O BNDES considera difícil o projeto da ferrovia estar totalmente acabado em 2010, como quer o Planalto. As obras são complexas e a malha ferroviária existente é totalmente ruim, necessitando da construção de trechos novos. Tirando o trecho Missão Velha (PB), até Pecém (CE), cuja parte do leito existente será reaproveitado, todo o resto é projeto novo.

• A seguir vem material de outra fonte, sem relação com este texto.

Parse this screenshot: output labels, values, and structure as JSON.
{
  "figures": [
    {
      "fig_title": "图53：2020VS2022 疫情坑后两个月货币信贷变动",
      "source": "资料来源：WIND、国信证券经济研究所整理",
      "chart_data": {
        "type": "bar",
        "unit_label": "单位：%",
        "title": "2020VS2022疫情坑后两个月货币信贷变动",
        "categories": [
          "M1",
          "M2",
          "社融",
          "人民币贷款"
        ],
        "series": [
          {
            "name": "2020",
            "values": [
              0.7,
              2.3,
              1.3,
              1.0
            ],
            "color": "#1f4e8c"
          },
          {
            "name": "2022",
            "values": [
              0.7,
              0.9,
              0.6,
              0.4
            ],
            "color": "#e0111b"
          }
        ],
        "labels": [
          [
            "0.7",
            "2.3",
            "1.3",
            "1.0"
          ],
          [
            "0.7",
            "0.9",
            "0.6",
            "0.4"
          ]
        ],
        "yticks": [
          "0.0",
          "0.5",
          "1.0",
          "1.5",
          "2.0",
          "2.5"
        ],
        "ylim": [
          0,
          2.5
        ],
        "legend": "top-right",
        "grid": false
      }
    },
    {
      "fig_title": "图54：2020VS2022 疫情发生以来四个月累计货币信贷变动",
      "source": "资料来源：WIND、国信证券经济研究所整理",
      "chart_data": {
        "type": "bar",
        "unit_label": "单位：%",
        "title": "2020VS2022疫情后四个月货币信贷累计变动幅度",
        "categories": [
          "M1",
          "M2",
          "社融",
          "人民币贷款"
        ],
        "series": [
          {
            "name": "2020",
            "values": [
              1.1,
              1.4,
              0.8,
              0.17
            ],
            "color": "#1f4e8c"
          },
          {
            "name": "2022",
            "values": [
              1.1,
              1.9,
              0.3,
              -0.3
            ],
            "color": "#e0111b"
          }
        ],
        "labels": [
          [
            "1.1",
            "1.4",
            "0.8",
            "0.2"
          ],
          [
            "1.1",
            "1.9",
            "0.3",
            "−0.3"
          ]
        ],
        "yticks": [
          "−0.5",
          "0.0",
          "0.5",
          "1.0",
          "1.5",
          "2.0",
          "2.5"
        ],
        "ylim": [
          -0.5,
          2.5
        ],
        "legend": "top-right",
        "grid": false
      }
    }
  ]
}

No caso da Ferronorte Rondonópolis, onde a ALL tem a concessão por 90 anos, a ministra da Casa Civil informou que foi feito um aditivo ao contrato que diz que a ANTT vai consultar o concessionário sobre se ele quer fazer a obra e quando pretende faze-la. " Já mandamos, na quarta-feira, para a ANTT documento determinando que seja contactada a concessionária ALL para num prazo de seis meses apresentar os estudos de viabilidade econômica do trecho entre Rondonópolis e Alto Araguaia", contou o ministro dos Transportes. Segundo ele, já há um trecho de 411 quilômetros sendo operado, que sai de Alto Araguaia até Santos, faltam 262 quilômetros para chegar a Rondonópolis, onde há grande volume de produção "Como o governo decidiu que fará a obra, ou a empresa faz ou partimos para a briga e tomamos a concessão", ameaçou, lembrando, porém, que essa não é uma solução simples.

A ALL, consultada pelo Valor, afirmou que tem interesse no projeto e já está "trabalhando junto ao BNDES para viabilizar sua construção". Hoje há um trecho de 497 quilômetros construído, que vai de Aparecida (SP) até Alto Araguaia (MT) e o novo trecho, que irá até Rondonópolis (MT), está orçado em R$ 600 milhões. A empresa alega, em sua defesa, que esse trecho foi herdado com a compra da Brasil Ferrovias, em maio do ano passado e disse que ainda não foi procurada pelo Ministério dos Transportes ou ANTT para tratar do assunto. (Colaborou Marli Lima, de Curitiba)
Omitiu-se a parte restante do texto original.